| Quote #4
"So, what should I do?"
Archie waved his hand. "Oh, well, that's the easy part. Stay away from her: your problem's kaput."
I sneered. "Great advice. You know it's not that easy."
He did know, of course, but he wanted me to say it" (19. 16-19).
Great teachers have a way of letting us come to our own conclusions, even when they've known them all along. Of course Archie is acting more like a counselor than a teacher, here. He knows what's right, but he won't tell Leo, because it's more important that Leo come to the same conclusion all on his own. That way, it's more meaningful.
| Quote #5
Like so many of Archie's words, they seemed not to enter through my ears but to settle on my skin, there to burrow like tiny eggs awaiting the rain of my maturity, when they would hatch and I at last would understand (19.39).

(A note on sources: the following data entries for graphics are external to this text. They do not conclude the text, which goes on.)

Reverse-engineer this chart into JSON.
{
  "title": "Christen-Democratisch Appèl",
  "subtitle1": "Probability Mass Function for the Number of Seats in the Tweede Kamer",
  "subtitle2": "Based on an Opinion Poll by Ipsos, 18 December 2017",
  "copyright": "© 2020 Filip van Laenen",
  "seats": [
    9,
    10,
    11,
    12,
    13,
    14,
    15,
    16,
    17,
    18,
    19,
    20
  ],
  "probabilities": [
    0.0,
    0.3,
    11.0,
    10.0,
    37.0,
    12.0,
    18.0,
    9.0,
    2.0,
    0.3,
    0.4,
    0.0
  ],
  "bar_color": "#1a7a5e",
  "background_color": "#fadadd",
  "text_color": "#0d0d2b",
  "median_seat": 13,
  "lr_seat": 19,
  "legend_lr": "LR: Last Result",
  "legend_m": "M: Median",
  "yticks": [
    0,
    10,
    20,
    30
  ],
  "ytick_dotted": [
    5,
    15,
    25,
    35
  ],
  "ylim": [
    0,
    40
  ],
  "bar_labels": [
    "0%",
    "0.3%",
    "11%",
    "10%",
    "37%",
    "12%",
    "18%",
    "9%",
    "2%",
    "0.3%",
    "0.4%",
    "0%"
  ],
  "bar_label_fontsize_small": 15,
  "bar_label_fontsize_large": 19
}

In this really cool simile, Leo compares the way you typically receive knowledge (through you ears) to how you get wisdom from Archie (through little eggs that enter your skin and hatch at a later date). Has someone ever told you something that made absolutely no sense to you till much later?
| Quote #6
"He says it all boils down to this—if I'm translating correctly: Whose affection do you value more, hers or the others'?
The Señor says everything will follow from that."
I wasn't sure I understood the Señor any more than I understood Archie half the time, but I said nothing, and I went home (19.52).
This is a great example of how good a teacher Archie really is. He has Leo actually thinking (at least momentarily) that the cactus and Archie are two separate people. Hilarious. Of course the Señor is hard to understand; he's a cactus, for Pete's sake. The thing can't actually talk. But in the comedy of the moment it's a reminder that the right question can be so very important in learning.